The Great Below

living the feeling life

Love and work 1947

Woman’s Hour recently ran a feature on romantic relationships at work. Some companies are apparenty so worried about legal issues arising from workplace romances that they ban them outright. But as people spend most of their days at work, and often share interests or inclinations with those they meet there, it’s not surprising that it is also a place where many find love.

When my mother was twenty, she got a job in a design and engineering company in West London. She was taken on as secretary to a man in his forties, married with two school-age children, and at some point during the three years she worked there, they became lovers. Looking at it in hindsight, we might consider this relationship to be inappropriate, or even an abuse of power, but for my mother it was her first, and possibly only, experience of falling deeply in love.

I always knew about this man – that he had been married (my mother said unhappily), that he had eventually left her and gone to Australia, that she had been heartbroken. But recently I found a ‘short story’ that my mother had written some time later, after briefly meeting up with him again, that revealed the intensity of her feelings for him – a passion of mind, body and soul. Two years later, she was still devastated and grieving at the loss of this love, and very much attached to him in her heart, though fully aware that he would never be hers: “Oh dear God what shall I do, what shall I do – will I never be free, will the chain always be with me?”

So was he also in love with her, as she believed, or taking advantage of the beautiful, intelligent and besotted young woman he saw every day? Maybe it was something in between. Divorce was less common in those days, and he must also have been painfully conscious of the huge age gap between them, which clearly didn’t matter to her.

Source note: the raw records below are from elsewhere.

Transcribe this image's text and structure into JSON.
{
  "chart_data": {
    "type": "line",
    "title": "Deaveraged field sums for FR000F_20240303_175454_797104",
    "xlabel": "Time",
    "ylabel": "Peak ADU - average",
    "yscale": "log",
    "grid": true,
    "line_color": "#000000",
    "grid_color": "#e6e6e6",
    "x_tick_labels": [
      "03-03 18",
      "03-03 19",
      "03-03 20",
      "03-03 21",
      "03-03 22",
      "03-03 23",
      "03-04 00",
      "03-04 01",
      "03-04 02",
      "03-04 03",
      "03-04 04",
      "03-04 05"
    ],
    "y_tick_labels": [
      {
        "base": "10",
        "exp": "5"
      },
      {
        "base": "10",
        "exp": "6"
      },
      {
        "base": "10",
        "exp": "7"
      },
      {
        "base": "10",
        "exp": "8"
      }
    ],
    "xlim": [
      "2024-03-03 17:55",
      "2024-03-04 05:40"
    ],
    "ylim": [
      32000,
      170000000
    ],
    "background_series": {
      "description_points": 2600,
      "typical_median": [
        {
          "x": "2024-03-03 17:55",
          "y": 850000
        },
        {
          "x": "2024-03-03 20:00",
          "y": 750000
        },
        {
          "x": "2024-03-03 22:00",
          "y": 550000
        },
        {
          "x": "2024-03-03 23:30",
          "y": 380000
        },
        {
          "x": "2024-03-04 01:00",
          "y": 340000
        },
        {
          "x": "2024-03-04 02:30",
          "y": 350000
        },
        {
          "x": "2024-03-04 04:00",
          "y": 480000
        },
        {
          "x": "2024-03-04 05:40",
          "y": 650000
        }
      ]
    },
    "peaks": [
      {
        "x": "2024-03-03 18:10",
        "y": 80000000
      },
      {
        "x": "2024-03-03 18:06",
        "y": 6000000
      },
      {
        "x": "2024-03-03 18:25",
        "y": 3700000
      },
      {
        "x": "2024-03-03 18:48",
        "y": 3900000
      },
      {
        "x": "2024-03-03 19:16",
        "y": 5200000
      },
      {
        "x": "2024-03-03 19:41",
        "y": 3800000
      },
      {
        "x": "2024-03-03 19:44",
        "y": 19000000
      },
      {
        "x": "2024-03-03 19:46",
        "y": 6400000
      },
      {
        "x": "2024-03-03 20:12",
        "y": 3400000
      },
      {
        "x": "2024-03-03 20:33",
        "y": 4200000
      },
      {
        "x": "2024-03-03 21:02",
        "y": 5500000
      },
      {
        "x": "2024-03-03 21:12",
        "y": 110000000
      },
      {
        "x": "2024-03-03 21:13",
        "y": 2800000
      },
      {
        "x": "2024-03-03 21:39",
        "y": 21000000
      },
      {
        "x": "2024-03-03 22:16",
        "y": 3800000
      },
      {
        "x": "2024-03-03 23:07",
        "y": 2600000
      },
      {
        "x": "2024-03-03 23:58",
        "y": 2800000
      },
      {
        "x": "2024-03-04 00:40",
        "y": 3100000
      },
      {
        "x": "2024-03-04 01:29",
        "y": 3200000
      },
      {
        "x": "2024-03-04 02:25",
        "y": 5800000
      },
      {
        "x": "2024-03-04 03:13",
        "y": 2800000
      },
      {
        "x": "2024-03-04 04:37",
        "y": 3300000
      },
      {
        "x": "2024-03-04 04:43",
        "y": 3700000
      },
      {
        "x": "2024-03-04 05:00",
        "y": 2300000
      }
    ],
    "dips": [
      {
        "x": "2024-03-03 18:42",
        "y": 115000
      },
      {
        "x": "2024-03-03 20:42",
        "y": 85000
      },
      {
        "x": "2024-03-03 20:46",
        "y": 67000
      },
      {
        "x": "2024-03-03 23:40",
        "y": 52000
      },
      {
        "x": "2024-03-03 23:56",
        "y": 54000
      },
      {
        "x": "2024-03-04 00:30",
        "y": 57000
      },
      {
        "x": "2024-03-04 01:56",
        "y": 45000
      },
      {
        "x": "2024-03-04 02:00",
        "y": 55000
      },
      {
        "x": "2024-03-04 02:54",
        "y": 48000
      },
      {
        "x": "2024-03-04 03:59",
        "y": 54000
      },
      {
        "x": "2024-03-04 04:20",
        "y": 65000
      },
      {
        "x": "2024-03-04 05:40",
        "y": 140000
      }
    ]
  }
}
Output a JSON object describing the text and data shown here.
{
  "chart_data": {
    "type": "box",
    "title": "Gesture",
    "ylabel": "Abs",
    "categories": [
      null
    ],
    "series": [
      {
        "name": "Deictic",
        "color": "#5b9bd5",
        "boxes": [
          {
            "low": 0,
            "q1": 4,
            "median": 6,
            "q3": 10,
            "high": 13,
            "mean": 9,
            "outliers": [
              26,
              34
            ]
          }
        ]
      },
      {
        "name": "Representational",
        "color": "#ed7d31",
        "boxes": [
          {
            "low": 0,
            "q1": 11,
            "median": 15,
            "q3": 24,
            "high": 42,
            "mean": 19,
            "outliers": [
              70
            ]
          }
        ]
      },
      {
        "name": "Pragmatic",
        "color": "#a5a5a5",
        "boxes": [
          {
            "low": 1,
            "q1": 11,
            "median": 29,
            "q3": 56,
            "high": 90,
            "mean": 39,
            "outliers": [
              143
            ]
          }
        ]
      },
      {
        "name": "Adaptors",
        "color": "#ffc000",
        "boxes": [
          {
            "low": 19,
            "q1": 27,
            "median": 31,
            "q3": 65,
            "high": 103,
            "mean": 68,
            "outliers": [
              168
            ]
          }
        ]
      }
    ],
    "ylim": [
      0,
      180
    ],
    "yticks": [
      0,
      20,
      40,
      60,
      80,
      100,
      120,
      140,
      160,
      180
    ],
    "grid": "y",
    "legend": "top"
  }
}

He resolved the situation by taking a job halfway round the world and moving there with his family.

Before he left, he wrote my mother a glowing reference, which she, of course, typed up. By this time, she was no mere secretary, but ‘Chief Assistant of the Experimental and Research Department’. He notes that she “posseses an intelligence far above the average” and that “with an outstanding talent in draughtsmanship and a natural flair for modern design” she is “well-equipped for work in the experimental field.” It goes on in this vein for a while. At twenty-one, she might have seemed to have a glowing future ahead of her, but she left the firm at the same time as him, and returned to more mediocre clerical jobs.

Perhaps this in the end was the greater loss. Love fades and sexual intensity mellows, but in her pain, she perhaps gave up the opportunity to pursue a fulfilling career and I think she felt forever frustrated and thwarted. Still on the rebound, she went on to marry my father – a pragmatic, but in the end not very happy, choice – and to become a depressed and disappointed wife and mother. Never again was she really able to shine in her own right.

But despite the sad outcome, I can’t be sorry that at least for a period in her life, she knew what it was to feel passion and deep connection for someone, however doomed the affair. If, as Tennyson writes, it is “better to have loved and lost, than never to have loved at all”, then at least she had that.